Mesajı Okuyun
Old 24-06-2011, 13:02   #3
avfatih

 
Varsayılan

Yücel Bey şöyle bir karar var...

T.C
Yargıtay 3.Hukuk Dairesi

E.2005/3595
K.2005/4113

Taraflar arasında görülen nafaka davasının yapılan muhakemesi sonunda mahalli mahkemece verilen hüküm davacı vekili tarafından temyiz edilmiştir.

Temyiz isteminin süresi içinde olduğu anlaşıldıktan sonra dosyadaki bütün kağıtlar okunup gereği düşünüldü:

Davacı vekili, 22.5.2004 tarihinde açtığı iş bu davada; davalının 2003 yılında Merzifon`a tayin edildiğini, müvekkilinin Ankara-Etlik Lisesinde öğretmen olduğunu, davalının önceleri arada bir geldiğini, 30.11.2003 tarihinden bu yana da Ankara`daki evine hiç gelmediğini beyanla müşterek çocukları Sefa ve Osman için toplam 450.000.000 lira nafaka bağlamasını talep ve dava etmiştir.

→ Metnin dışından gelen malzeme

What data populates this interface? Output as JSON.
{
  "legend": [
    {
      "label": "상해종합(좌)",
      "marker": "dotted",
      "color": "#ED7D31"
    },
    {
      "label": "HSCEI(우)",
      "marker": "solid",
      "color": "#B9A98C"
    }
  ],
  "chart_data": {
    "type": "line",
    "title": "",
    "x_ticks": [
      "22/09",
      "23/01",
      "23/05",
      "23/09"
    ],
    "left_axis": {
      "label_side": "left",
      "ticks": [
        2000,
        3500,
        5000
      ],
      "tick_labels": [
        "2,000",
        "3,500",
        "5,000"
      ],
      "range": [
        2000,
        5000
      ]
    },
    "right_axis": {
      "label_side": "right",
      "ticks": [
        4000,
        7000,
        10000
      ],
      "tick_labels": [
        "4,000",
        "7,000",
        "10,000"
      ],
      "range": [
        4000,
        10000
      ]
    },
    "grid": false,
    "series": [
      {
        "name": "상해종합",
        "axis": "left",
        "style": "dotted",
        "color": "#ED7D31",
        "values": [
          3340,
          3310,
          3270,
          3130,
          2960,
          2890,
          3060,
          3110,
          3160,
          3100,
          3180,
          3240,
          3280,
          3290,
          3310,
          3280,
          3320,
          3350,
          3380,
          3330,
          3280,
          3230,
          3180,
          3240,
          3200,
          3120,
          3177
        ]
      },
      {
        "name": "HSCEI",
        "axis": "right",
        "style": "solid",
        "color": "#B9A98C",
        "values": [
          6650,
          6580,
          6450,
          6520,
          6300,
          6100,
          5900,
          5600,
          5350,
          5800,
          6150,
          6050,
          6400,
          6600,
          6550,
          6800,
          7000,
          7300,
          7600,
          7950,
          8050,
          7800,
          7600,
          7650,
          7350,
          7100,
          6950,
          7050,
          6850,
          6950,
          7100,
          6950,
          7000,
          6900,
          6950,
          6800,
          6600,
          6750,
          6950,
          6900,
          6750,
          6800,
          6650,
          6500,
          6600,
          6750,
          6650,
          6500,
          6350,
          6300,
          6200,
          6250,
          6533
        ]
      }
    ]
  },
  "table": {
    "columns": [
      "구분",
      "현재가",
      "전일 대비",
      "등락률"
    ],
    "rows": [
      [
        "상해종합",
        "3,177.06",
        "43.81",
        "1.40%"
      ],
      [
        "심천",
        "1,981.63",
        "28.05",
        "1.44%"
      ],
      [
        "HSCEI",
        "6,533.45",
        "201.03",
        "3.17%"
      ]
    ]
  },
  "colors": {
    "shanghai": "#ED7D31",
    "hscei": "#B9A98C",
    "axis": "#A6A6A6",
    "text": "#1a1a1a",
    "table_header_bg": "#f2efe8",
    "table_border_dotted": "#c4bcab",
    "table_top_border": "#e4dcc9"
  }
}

Davalı, davacının ayrı yaşama hakkı olmadığını, Merzifon Asliye Hukuk Mahkemesinde terke dayalı boşanma davası açtığını, ( 12.8.2004 tarihinde ) bu dosyanın boşanma dosyası ile birleştirilmesini talep etmiştir.

Mahkemece hukuki ve fiili irtibat nedeniyle dosyaların birleştirilmesine, mahkemenin esasının bu şekilde kapatılarak yargılamanın Merzifon Asliye Hukuk Mahkemesinin 2004/291 E.sayılı dosyası üzerinden yürütülmesine karar verilmiş, hüküm davacı tarafından temyiz edilmiştir.

Aralarında bağlantı bulunan iki davanın başka yer mahkemelerinde açılmış olması halinde, davaların birleştirilmesi talebi; ancak ilk itiraz olarak ileri sürülebilir. Yani ( ikinci davada ) davalı, kendisine karşı açılmış olan davanın, başka bir mahkemede görülmekte olan bir dava ile bağlantılı bulunduğunu ve bu nedenle iki davanın birleştirilmesi gerektiğini, ikinci davanın açıldığı mahkeme önünde ancak ilk itiraz olarak ileri sürebilir. ( HUMK.m 187/5, m.45/II ) İkinci davanın davalısı, ilk itiraz olarak davaların birleştirilmesini istemezse, artık bu iki davanın birleştirilmesi mümkün değildir.

Somut olayda, birleştirme talebi ikinci davada değil, ilk açılan davada istenilmiştir.

O halde, mahkemece; usulüne uygun birleştirme talebi bulunmadığından; talebin reddi ile davanın esası hakkında bir karar verilmesi gerekirken, aksi düşüncelerle yazılı şekilde davaların birleştirilmesine karar verilmesi bozmayı gerektirmiştir.

Bu itibarla yukarıda açıklanan esaslar gözönünde tutulmaksızın yazılı şekilde hüküm tesisi isabetsiz, temyiz itirazları bu nedenlerle yerinde olduğundan kabulü ile hükmün HUMK.nun 428. maddesi gereğince BOZULMASINA ve peşin alınan temyiz harcının istek halinde temyiz edene iadesine, 14.04.2005 tarihinde oybirliğiyle karar verildi.